As someone observant of “skim, scam and fraud”, a similar very skeptical eye should be applied to Tesla product announcements.
Tesla autonomous robotaxi isn’t a service at scale right now.
At best, Austin, Bay Area, and now Dallas and Houston, are small demos that serve as marketing stunts near earnings releases (Wed, April 22). The vast majority of this is human supervised driving, not real L4 autonomy.
After you follow Tesla for awhile you realize most of this is pretend - the product is the product announcement, not an actual product, which many times never comes to exist in a material way or is something much less than the revolution promised (Semi, Roadster, the low cost model, FSD in robotaxi and personal cars, Cybertruck, Dojo1 & 2, 20 million vehicle sales - it’s a long list).

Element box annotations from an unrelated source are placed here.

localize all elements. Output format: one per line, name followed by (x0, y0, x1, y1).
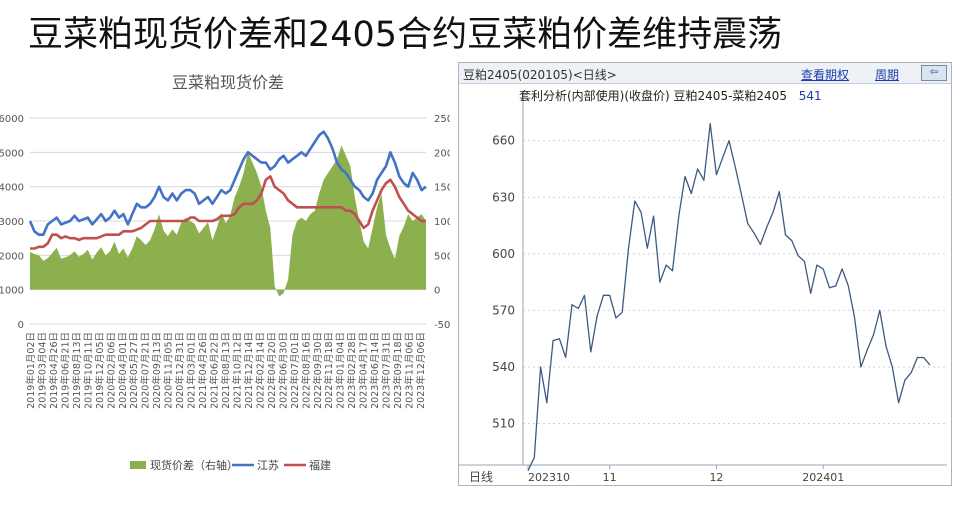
right-y-axis: -500 0 500 1000 1500 2000 2500 (434, 114, 450, 331)
right-y-tick-label: 500 (434, 251, 450, 262)
y-tick-label: 510 (492, 417, 515, 431)
right-y-tick-label: 1000 (434, 217, 450, 228)
price-line-series (28, 130, 427, 250)
legend-label-jiangsu: 江苏 (257, 459, 279, 472)
right-chart-x-axis: 日线 202310 11 12 202401 (469, 465, 844, 484)
right-y-tick-label: 0 (434, 286, 440, 297)
x-tick-label: 2019年12月05日 (94, 332, 106, 409)
x-tick-label: 2021年04月26日 (197, 332, 209, 409)
x-tick-label: 2023年11月06日 (404, 332, 416, 409)
y-tick-label: 630 (492, 190, 515, 204)
x-tick-label: 2022年09月30日 (312, 332, 324, 409)
y-tick-label: 540 (492, 360, 515, 374)
left-y-tick-label: 1000 (0, 286, 24, 297)
x-tick-label: 11 (603, 471, 617, 484)
left-y-tick-label: 4000 (0, 183, 24, 194)
left-y-tick-label: 3000 (0, 217, 24, 228)
x-tick-label: 2022年08月16日 (300, 332, 312, 409)
right-y-tick-label: 2500 (434, 114, 450, 125)
left-chart-legend: 现货价差（右轴） 江苏 福建 (130, 458, 331, 472)
x-tick-label: 2020年11月05日 (163, 332, 175, 409)
period-link[interactable]: 周期 (875, 68, 900, 82)
x-tick-label: 2021年08月13日 (220, 332, 232, 409)
left-y-tick-label: 6000 (0, 114, 24, 125)
x-tick-label: 2022年04月20日 (266, 332, 278, 409)
x-axis-labels: 2019年01月02日 2019年03月04日 2019年04月26日 2019年06… (25, 332, 427, 409)
spread-analysis-panel: 510 540 570 600 630 660 日线 202310 11 12 202401 豆粕… (458, 62, 952, 486)
right-chart-grid (459, 93, 947, 466)
x-tick-label: 2019年10月11日 (82, 332, 94, 409)
x-tick-label: 2019年06月21日 (59, 332, 71, 409)
x-tick-label: 2022年02月14日 (254, 332, 266, 409)
left-chart-title: 豆菜粕现货价差 (172, 73, 284, 92)
x-tick-label: 2020年12月31日 (174, 332, 186, 409)
x-tick-label: 2019年03月04日 (36, 332, 48, 409)
x-tick-label: 2021年06月22日 (209, 332, 221, 409)
x-tick-label: 2022年11月18日 (323, 332, 335, 409)
right-chart-y-axis: 510 540 570 600 630 660 (492, 134, 515, 431)
x-tick-label: 2019年04月26日 (48, 332, 60, 409)
x-tick-label: 2019年08月13日 (71, 332, 83, 409)
left-y-axis: 0 1000 2000 3000 4000 5000 6000 (0, 114, 24, 331)
jiangsu-line (28, 130, 427, 236)
x-tick-label: 2021年03月01日 (186, 332, 198, 409)
right-y-tick-label: 2000 (434, 148, 450, 159)
x-tick-label: 2022年06月30日 (277, 332, 289, 409)
legend-swatch-spread (130, 461, 146, 469)
x-tick-label: 12 (709, 471, 723, 484)
legend-label-fujian: 福建 (309, 458, 331, 472)
x-tick-label: 2023年06月14日 (369, 332, 381, 409)
spread-area-series (30, 145, 426, 297)
x-tick-label: 2023年04月17日 (358, 332, 370, 409)
y-tick-label: 600 (492, 247, 515, 261)
x-tick-label: 2020年09月13日 (151, 332, 163, 409)
spread-line-chart: 510 540 570 600 630 660 日线 202310 11 12 202401 (459, 93, 947, 484)
y-tick-label: 660 (492, 134, 515, 148)
x-tick-label: 202401 (802, 471, 844, 484)
legend-label-spread: 现货价差（右轴） (150, 458, 238, 472)
x-tick-label: 2021年10月12日 (231, 332, 243, 409)
spread-line-series (527, 123, 931, 471)
spread-line (527, 123, 931, 471)
spot-spread-chart: 豆菜粕现货价差 0 1000 2000 3000 4000 5000 6000 -500 0 5… (0, 73, 450, 472)
x-tick-label: 2023年07月31日 (381, 332, 393, 409)
x-tick-label: 2020年02月06日 (105, 332, 117, 409)
x-tick-label: 2022年07月01日 (289, 332, 301, 409)
panel-header: 豆粕2405(020105)<日线> 查看期权 周期 ⇦ (459, 63, 951, 84)
right-y-tick-label: 1500 (434, 183, 450, 194)
chart-subtitle: 套利分析(内部使用)(收盘价) 豆粕2405-菜粕2405 541 (519, 87, 822, 104)
x-tick-label: 2020年04月01日 (117, 332, 129, 409)
fujian-line (30, 175, 426, 250)
x-tick-label: 202310 (528, 471, 570, 484)
y-tick-label: 570 (492, 303, 515, 317)
x-tick-label: 2023年09月18日 (392, 332, 404, 409)
x-tick-label: 2023年01月04日 (335, 332, 347, 409)
contract-title: 豆粕2405(020105)<日线> (463, 68, 617, 82)
left-y-tick-label: 0 (18, 320, 24, 331)
x-tick-label: 2023年12月06日 (415, 332, 427, 409)
x-tick-label: 2020年05月27日 (128, 332, 140, 409)
subtitle-text: 套利分析(内部使用)(收盘价) 豆粕2405-菜粕2405 (519, 89, 787, 103)
last-value: 541 (798, 89, 822, 103)
spread-area (30, 145, 426, 297)
x-tick-label: 2023年02月28日 (346, 332, 358, 409)
x-axis-label: 日线 (469, 470, 493, 484)
x-tick-label: 2019年01月02日 (25, 332, 37, 409)
right-y-tick-label: -500 (434, 320, 450, 331)
left-y-tick-label: 2000 (0, 251, 24, 262)
back-arrow-icon[interactable]: ⇦ (921, 65, 947, 81)
slide-title: 豆菜粕现货价差和2405合约豆菜粕价差维持震荡 (28, 15, 783, 55)
x-tick-label: 2021年12月14日 (243, 332, 255, 409)
left-y-tick-label: 5000 (0, 148, 24, 159)
view-options-link[interactable]: 查看期权 (801, 68, 850, 82)
x-tick-label: 2020年07月21日 (140, 332, 152, 409)
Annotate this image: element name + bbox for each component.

To add to the points made above about insufficient hardware,
First - they don’t have an autonomous vehicle with demonstrated safety at scale and every indication so far is that any expansion will be slow and incremental with one city at a time and then step by step expansion of range within each city (larger service area, tricky intersections/school zones/railroad/highways, etc). Tesla has shown zero autonomy on highways.
Second - Even if Tesla gets some capability of autonomy (it will be in limited geofenced areas, not nationwide),
Is Tesla ready to, after the flip of a switch, instantly accept liability for FSD driving decisions across a consumer (owned and maintained) fleet of newly activated cars? I doubt it.
Tesla has a market cap of about $1,450 billion and last year had net income of $3.79 billion (on revenue of $95 billion) for a P/E of 385 and net income margin of 4%.
Whatever is driving the stock valuation, it is not actual products.
From the history books, Oct 2016
We are excited to announce that, as of today, all Tesla vehicles produced in our factory – including Model 3 – will have the hardware needed for full self-driving capability at a safety level substantially greater than that of a human driver.